DNA (short for deoxyribonucleic acid) A long, double-stranded and spiral-shaped molecule inside most living cells that carries genetic instructions. In all living things, from plants and animals to microbes, these instructions tell cells which molecules to make.
DNA sequencing The process of determining the exact order of the paired building blocks — called nucleotides — that form each rung of a ladder-like strand of DNA. There are only four nucleotides: adenine, cytosine, guanine and thymine (which are abbreviated A, C, G and T). And adenine always pairs up with thymine; cytosine always pairs with guanine.
environmental science The study of ecosystems to help identify environmental problems and possible solutions. Environmental science can bring together many fields including physics, chemistry, biology and oceanography to understand how ecosystems function and how humans can coexist with them in harmony. People who work in this field are known as environmental scientists.

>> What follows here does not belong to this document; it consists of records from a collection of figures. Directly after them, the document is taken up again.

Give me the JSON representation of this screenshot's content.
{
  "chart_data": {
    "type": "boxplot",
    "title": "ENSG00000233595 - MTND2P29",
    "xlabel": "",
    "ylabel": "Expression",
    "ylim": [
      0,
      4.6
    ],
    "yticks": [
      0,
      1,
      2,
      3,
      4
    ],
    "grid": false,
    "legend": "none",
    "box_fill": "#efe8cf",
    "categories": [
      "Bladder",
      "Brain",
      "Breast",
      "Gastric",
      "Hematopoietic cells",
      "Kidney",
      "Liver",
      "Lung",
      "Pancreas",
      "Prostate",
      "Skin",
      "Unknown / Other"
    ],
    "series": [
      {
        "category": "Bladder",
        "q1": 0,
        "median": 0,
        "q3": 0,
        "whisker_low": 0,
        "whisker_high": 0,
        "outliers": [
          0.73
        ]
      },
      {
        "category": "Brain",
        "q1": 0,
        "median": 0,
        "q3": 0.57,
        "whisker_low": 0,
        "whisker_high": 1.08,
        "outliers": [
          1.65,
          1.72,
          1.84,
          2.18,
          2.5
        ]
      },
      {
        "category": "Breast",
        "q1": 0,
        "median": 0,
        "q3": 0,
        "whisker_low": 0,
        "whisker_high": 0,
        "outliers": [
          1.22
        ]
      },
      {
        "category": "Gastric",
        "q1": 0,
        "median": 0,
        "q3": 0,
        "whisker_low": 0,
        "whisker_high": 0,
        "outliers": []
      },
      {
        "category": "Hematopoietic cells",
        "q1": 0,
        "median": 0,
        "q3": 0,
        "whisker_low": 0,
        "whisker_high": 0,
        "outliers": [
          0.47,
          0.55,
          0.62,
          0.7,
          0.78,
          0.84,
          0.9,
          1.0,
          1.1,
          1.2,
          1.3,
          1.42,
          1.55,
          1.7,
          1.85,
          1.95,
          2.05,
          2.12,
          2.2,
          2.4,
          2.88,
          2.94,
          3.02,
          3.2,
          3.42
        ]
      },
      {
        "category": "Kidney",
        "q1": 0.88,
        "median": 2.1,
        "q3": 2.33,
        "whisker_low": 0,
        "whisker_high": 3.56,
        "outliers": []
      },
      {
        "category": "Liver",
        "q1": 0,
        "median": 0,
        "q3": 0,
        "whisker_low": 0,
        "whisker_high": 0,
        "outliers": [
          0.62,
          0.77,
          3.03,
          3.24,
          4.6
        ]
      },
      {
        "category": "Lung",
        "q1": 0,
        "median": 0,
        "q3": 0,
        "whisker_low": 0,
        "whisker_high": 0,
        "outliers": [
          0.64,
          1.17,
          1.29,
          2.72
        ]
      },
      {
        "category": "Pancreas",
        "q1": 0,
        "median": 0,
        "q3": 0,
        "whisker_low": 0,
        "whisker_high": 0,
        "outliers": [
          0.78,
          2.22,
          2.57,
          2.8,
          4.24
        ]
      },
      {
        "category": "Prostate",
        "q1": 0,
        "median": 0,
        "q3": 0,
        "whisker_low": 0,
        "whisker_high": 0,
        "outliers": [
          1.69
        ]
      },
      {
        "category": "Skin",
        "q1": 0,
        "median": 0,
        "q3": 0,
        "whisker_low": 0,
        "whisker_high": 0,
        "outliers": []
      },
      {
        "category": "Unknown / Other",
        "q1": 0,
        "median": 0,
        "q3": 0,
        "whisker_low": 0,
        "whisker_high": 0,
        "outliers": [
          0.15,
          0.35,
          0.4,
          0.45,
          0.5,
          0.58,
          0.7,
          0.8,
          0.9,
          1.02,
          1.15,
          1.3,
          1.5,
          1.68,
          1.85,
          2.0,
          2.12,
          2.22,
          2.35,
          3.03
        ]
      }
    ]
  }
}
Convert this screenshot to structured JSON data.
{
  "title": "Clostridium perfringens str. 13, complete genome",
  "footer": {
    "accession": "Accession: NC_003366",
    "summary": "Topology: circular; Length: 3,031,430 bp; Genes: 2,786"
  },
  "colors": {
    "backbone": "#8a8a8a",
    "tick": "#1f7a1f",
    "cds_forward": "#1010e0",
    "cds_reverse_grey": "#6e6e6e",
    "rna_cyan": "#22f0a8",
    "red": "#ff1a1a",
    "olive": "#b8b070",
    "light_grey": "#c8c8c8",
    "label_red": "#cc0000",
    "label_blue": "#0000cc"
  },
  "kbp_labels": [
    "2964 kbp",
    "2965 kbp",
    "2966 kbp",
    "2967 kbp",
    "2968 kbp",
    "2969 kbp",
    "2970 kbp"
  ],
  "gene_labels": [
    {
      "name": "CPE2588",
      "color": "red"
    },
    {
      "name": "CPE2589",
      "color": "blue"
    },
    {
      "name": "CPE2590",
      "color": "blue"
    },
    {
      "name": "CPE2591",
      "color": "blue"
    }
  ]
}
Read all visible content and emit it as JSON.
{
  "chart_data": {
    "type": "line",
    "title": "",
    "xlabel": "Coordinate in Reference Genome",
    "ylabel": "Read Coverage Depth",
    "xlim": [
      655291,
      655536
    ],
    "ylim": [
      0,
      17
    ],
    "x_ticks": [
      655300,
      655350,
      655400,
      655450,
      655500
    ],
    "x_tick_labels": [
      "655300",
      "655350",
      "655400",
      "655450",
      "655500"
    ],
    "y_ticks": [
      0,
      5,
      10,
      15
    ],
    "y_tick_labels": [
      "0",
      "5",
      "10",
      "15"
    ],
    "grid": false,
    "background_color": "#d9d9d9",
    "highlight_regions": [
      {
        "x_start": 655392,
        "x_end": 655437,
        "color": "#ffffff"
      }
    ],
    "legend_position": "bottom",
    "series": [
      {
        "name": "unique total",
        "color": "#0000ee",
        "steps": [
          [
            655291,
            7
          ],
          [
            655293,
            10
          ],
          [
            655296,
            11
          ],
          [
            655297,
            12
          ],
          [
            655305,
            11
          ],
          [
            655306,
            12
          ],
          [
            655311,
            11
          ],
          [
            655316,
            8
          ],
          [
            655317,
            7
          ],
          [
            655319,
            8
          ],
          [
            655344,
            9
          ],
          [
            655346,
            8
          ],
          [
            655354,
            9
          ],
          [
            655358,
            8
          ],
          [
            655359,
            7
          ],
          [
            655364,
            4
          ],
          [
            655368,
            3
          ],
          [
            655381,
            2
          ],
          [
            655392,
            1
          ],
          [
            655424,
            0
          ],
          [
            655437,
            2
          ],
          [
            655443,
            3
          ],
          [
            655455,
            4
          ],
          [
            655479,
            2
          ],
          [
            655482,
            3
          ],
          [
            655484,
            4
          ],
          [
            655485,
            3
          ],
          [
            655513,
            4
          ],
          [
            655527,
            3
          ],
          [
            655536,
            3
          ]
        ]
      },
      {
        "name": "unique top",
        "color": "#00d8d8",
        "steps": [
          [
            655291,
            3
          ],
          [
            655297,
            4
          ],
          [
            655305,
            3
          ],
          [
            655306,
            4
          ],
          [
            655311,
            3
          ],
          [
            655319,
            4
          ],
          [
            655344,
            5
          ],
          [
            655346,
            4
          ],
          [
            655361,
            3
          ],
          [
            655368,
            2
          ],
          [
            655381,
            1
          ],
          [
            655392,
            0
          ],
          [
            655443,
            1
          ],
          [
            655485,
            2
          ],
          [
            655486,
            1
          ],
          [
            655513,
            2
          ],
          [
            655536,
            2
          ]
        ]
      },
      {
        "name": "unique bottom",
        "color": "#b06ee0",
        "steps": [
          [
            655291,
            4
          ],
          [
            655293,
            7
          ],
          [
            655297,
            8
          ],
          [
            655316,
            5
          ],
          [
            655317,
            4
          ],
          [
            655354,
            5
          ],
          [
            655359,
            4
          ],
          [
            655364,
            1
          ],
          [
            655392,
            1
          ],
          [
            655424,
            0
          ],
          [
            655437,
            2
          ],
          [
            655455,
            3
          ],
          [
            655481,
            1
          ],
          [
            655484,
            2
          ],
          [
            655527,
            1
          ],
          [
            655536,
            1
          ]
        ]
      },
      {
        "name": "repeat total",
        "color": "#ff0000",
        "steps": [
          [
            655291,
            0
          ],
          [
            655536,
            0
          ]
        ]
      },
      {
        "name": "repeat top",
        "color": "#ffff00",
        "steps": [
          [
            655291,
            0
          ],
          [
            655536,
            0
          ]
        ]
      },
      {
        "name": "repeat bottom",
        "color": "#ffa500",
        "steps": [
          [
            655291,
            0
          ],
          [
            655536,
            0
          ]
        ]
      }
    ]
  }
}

forensics The use of science and technology to investigate and solve crimes.
gene (adj. genetic) A segment of DNA that codes, or holds instructions, for producing a protein. Offspring inherit genes from their parents. Genes influence how an organism looks and behaves.
genetic sequence A string of DNA bases, or nucleotides, that provide instructions for building molecules in a cell. They are represented by the letters A,C,T and G.
mutation Some change that occurs to a gene in an organism’s DNA. Some mutations occur naturally. Others can be triggered by outside factors, such as pollution, radiation, medicines or something in the diet. A gene with this change is described as a mutant.
nucleotides The four chemicals that, like rungs on a ladder, link up the two strands that make up DNA. They are: A (adenine), T (thymine), C (cytosine) and G (guanine). A links with T, and C links with G, to form DNA. In RNA, uracil takes the place of thymine.
polymerase chain reaction (PCR) A biochemical process that repeatedly copies a particular sequence of DNA. A related, but somewhat different technique, copies genes expressed by the DNA in a cell. This technique is called reverse transcriptase PCR. Like regular PCR, it copies genetic material so that other techniques can identify aspects of the genes or match them to known genes.
primer (in genetics) A sequence of nucleotides that is the complement for a short part of a strand of DNA that someone wants to find. In the polymerase chain reaction, or PCR, the primer finds the end of a targeted DNA length and starts the process of copying it over and over.
species A group of similar organisms capable of producing offspring that can survive and reproduce.
variant A version of something that may come in different forms. (in genetics) A gene having a slight mutation that may have left its host species somewhat better adapted for its environment.